Ele deverá fazer um curso intensivo para se preparar sobre questões nas quais nunca pensou e vai descobrir que o poder que ele acreditar ter como presidente é muito limitado, pelo Congresso e pelas leis. Haverá restrições imensas para realizar algumas promessas. Por exemplo, deportar 12 milhões de ilegais requer uma logística enorme, novas leis e uma força armada que entre nas casas para buscá-los. A guerra comercial frontal com a China será difícil. Os mercados caíram assustadoramente e poderiam criar um ambiente econômico frágil. Quando ele calcular o custo de realização das suas promessas, ele vai descobrir que não há dinheiro, a menos que se explodam os déficits. No cenário internacional, ele não terá a flexibilidade que acredita, e ordenar que os mexicanos paguem o muro não será fácil. Isso não significa que não haja iniciativas simbólicas que ele é obrigado a iniciar. Ele vai começar a construção do muro com grande ênfase, mas duvido que vai se tornar uma muralha da China. Ele pode cancelar o Obamacare, mas deverá prestar atenção para não prejudicar os seus eleitores que se beneficiam dele. Depois, deverá nomear 7.000 funcionários públicos, mas muitos republicanos disseram que não querem trabalhar para ele.
Vão mudar as relações com a Rússia?
Putin ganhou um aliado, e a Europa o perdeu. As sanções acabaram, e Moscou poderia aproveitar a situação para iniciativas agressivas contra os países bálticos. Se ele fizer isso durante a transição, quem vai responder?
Por que os mercados entraram em colapso?
Ganhou uma pessoa com uma lista de propostas que podem tornar precária a economia mundial. Nos EUA, as coisas não estão tão más assim, o desemprego está abaixo de 5%, e o crescimento contínuo. Ele pode transformar negativamente a herança de Obama.
O que ele vai fazer contra o Isis e o terrorismo?
Ele vai descobrir pessoas patrióticas, inteligentes, informadas, que estão fazendo aquilo que é preciso. O Isis está em retirada, está perdendo Mosul e logo vai perder Raqqa também. Nem tudo é um desastre.
A vitória de Trump foi a rejeição de Obama?
O racismo teve mais importância do que a economia para determinar o resultado.
O que vai acontecer agora com o Partido Democrata?
Mesmo que Hillary tivesse vencido, haveria uma guerra civil entre a sua ala moderada e a progressista de Sanders. Alguns já dizem que Bernie teria derrotado Trump. O confronto irá ocorrer, e Elizabeth Warren irá emergir como nova liderança.
Os hispânicos vão tentar fazer uma revanche em 2020?
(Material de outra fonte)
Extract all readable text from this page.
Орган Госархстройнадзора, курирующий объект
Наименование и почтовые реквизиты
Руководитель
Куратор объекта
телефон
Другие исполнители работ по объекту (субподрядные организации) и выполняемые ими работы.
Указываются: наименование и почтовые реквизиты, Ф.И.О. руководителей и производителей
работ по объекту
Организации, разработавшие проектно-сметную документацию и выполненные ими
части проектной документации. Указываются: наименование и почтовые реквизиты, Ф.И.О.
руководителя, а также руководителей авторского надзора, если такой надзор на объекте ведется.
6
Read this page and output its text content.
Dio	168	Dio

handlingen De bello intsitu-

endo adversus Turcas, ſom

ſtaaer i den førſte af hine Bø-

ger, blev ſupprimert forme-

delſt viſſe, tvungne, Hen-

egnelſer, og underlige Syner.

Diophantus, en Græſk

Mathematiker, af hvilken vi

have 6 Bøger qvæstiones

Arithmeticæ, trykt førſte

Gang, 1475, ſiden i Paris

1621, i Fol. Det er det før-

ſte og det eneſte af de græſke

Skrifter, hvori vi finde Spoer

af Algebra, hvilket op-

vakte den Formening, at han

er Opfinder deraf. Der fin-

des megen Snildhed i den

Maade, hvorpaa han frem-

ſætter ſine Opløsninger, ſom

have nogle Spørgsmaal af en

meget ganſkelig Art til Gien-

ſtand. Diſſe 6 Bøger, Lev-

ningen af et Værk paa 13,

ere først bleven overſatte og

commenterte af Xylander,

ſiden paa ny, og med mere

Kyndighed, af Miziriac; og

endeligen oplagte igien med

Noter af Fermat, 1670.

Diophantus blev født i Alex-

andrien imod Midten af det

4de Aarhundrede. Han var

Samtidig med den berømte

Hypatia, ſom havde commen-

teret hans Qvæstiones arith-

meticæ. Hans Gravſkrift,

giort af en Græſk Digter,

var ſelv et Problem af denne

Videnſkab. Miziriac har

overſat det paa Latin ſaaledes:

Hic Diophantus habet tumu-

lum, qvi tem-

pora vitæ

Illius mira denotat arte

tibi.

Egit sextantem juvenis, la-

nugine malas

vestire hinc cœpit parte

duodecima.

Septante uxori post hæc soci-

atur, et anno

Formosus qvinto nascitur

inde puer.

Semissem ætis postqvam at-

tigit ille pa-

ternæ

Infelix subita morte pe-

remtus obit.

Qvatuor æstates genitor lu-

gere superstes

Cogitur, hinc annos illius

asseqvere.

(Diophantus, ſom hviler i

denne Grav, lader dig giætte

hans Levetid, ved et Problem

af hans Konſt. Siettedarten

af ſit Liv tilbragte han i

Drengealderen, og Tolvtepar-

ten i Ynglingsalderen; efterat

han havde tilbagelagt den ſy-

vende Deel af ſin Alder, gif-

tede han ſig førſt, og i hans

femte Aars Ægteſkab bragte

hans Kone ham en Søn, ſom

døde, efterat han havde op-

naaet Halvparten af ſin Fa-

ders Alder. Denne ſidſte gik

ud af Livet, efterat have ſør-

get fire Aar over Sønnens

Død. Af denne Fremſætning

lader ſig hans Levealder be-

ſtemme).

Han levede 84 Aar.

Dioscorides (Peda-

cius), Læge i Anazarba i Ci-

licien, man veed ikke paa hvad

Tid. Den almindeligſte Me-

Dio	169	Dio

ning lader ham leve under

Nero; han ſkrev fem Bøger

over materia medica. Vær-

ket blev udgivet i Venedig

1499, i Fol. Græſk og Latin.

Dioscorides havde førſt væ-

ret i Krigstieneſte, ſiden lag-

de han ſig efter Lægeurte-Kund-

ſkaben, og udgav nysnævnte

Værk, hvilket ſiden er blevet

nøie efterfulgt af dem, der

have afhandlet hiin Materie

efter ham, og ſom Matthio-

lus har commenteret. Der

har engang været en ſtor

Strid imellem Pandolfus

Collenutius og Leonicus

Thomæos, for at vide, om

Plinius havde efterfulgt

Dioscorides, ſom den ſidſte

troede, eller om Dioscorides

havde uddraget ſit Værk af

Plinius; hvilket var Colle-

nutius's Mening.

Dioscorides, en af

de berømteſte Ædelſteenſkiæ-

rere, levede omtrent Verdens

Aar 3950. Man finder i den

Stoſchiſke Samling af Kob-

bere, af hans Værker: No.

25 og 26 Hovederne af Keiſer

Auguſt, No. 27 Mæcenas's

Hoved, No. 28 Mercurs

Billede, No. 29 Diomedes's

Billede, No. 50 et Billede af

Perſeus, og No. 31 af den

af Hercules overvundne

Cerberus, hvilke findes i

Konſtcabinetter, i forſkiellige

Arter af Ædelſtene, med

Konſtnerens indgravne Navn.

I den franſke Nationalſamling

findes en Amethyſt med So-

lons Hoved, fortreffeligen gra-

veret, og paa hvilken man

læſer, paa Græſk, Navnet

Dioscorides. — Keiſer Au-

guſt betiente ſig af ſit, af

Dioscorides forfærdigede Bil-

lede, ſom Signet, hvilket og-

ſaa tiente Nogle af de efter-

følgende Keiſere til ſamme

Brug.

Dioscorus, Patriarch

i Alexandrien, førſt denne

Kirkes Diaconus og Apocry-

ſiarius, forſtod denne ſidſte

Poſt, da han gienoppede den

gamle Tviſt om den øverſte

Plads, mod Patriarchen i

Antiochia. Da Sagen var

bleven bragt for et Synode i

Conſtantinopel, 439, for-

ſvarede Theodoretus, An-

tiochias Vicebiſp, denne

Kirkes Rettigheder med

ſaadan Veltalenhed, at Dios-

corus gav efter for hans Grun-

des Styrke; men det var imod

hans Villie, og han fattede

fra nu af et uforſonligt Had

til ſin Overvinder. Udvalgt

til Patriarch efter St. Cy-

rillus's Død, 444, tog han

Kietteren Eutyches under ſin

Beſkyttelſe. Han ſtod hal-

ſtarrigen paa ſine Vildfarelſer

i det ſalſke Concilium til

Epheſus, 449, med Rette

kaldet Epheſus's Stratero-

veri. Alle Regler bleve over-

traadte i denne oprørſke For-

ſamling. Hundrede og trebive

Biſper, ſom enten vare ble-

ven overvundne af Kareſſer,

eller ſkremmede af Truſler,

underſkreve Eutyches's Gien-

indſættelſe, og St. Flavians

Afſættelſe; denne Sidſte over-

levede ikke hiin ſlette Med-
A demografia é um destino. Os hispânicos vão continuar crescendo, mas é um erro pensar que eles se comportam na política como um grupo homogêneo. Um agricultor mexicano californiano tem interesses diferentes de um comerciante colombiano de Miami.
Por que a mídia e as pesquisas erraram?
A tecnologia das pesquisas, que ficou com os telefonemas em casa para determinar as intenções de voto em uma base geográfica, não funciona. Além disso, há novas redes sociais que não entendemos.
Essa onda populista varrerá também a União Europeia?
Espero que a União Europeia não nos decepcione. Trump vai contra os valores que inspiraram o projeto europeu: é isolacionista, protecionista, crê nos muros e nas fronteiras. Se os EUA desaparecem como defensores desses princípios, resta apenas a Europa, porque na Rússia, China, Ásia ou África ninguém os abraça.
A eleição de Trump é uma reação ao "fim do poder"?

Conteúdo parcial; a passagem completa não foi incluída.